Don't get me started.
It's remarkable how business practices repeat themselves throughout the various sectors of the business world. I swear that's happened in my company, even though it's videogames rather than books. It's like everyone's in their own little hole digging away, and not paying attention to the fact that they're throwing the dirt in someone else's hole.
"The editor never checks with the M.E., then turns production into hell."

Artificial deadlines abound.

As far as I can tell, publishing thrashes around in a sea of crisis management. "Wait until it becomes a crisis, then rush a solution." That's largely an impression from the outside, looking in. But my publisher had the manuscript for my first novel for a year, then offered to buy it, then sat on it for another year and a half before putting it out. So why did they want revisions on a two-week deadline? Proofreading the typeset version in a week, when I wasn't even in town when the manuscript arrived on my front porch without notice? Second book, about a year between acceptance (and check) and the copy edit. Again, they wanted it back in two weeks....

Hey, I spent three years in the army. "Hurry up and wait" is a well-known concept.
Actually, no, real deadlines abound in publishing. The only "artifical deadlines" are created by people who don't realize that if they don't take a look at the production schedule, the book will end up late to the printer -- then all the rushing breaks out.

Two weeks is a standard deadline; copyeditors and line-editors (and proofreaders) are only given two weeks, too.

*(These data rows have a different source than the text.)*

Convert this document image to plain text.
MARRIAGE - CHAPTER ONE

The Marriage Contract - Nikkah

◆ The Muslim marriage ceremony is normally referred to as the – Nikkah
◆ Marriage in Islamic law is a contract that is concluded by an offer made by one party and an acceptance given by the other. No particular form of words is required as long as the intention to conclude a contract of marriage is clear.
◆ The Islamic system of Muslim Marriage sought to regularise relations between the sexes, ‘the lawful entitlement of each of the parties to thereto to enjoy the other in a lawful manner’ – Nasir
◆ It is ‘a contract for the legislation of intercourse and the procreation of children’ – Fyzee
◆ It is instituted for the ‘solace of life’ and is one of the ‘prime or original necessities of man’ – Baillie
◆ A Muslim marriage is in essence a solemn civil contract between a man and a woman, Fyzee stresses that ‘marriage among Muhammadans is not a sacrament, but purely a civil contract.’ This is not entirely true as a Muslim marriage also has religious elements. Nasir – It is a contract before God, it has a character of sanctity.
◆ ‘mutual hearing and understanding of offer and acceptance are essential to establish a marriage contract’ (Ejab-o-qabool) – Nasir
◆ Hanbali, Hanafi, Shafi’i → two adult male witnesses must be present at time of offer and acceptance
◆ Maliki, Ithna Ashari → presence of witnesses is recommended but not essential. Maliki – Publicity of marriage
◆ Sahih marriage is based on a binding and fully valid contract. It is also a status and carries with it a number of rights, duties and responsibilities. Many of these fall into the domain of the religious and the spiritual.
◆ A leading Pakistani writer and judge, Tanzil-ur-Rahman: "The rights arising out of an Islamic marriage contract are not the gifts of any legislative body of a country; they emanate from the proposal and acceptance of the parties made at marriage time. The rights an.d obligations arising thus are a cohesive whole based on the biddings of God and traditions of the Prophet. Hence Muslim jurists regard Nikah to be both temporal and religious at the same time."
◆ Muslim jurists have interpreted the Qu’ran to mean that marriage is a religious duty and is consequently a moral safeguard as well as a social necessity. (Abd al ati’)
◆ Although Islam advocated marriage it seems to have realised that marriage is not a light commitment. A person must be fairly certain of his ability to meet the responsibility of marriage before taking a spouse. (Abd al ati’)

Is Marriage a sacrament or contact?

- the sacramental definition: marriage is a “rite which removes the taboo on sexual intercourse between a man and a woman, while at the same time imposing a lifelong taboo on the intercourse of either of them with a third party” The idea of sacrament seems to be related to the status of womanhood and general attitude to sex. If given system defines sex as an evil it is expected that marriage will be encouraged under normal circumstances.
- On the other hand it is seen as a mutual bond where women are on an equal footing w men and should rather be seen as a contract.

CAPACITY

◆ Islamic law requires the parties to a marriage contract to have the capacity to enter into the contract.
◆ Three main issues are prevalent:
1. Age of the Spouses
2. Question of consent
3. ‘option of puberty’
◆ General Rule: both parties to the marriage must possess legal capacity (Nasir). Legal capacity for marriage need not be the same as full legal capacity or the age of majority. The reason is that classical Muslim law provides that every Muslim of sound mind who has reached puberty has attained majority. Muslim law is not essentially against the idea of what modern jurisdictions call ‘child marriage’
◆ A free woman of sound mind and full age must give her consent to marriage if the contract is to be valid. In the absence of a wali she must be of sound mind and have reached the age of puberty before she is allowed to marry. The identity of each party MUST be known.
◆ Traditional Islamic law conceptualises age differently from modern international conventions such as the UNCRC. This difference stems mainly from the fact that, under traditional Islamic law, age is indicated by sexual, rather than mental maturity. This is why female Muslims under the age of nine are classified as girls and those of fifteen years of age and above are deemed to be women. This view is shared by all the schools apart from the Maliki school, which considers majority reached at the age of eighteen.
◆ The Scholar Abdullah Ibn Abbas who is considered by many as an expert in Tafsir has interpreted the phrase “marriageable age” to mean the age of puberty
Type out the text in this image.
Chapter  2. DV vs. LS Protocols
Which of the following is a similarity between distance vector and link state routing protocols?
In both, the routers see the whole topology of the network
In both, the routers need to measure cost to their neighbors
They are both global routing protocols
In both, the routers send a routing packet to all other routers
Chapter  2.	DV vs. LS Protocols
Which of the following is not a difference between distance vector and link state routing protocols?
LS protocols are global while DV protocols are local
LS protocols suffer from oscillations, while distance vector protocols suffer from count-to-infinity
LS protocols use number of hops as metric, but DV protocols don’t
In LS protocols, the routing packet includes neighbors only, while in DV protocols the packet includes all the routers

I could try to explain to you why your publisher probably "sat on" your ms. for a year or a year and a half, but you're not going to believe me. Guess what the real reason probably is?

Yours isn't the only book they're handling. ;)

Everything in its time. And everything has a place in the queue. You have to wait, sometimes.

And, btw, a good editorial/production cycle does indeed take 9 months to one year, still. Why? (1) marketing (which has to be done a long time before the book comes out, but they can't market something they don't know exists, so, yes, they need a ms.), and (2) editing and producing a book well can't be done overnight, no matter what you want to believe. Pixies don't do it while you sleep and trained professionals are required at every step (despite the myth that anyone who "can read real good" can be a professional proofreader, copyeditor, typesetter, fill-in-the-blank).
I can certainly tell I couldn't copy edit well. I've had good copy edits, and bad ones, and I know I couldn't do it.
This is why I'm semiretired from copyediting -- it eats your brain after 20 years. Managing copy editors, this I can still do (and fixing botched copyedits -- sigh).

NYU still uses my treatise on copyediting (from my website) for their course, which I think is rather sweet. I still maintain what I said in it: Copy editors are a form of secret masters/mistresses of the universe, along with research librarians.
I think you're absolutely correct.

And administrative assistants at universities. If you yanked every secretary from every institute of higher learning, and translated them bodily into heaven (as many of them deserve) the entire planet would shut down within five years.
Ooooh, shiny galleys.

They need to hurry up with that cover art. Tell them your legions of rabid fans demand it.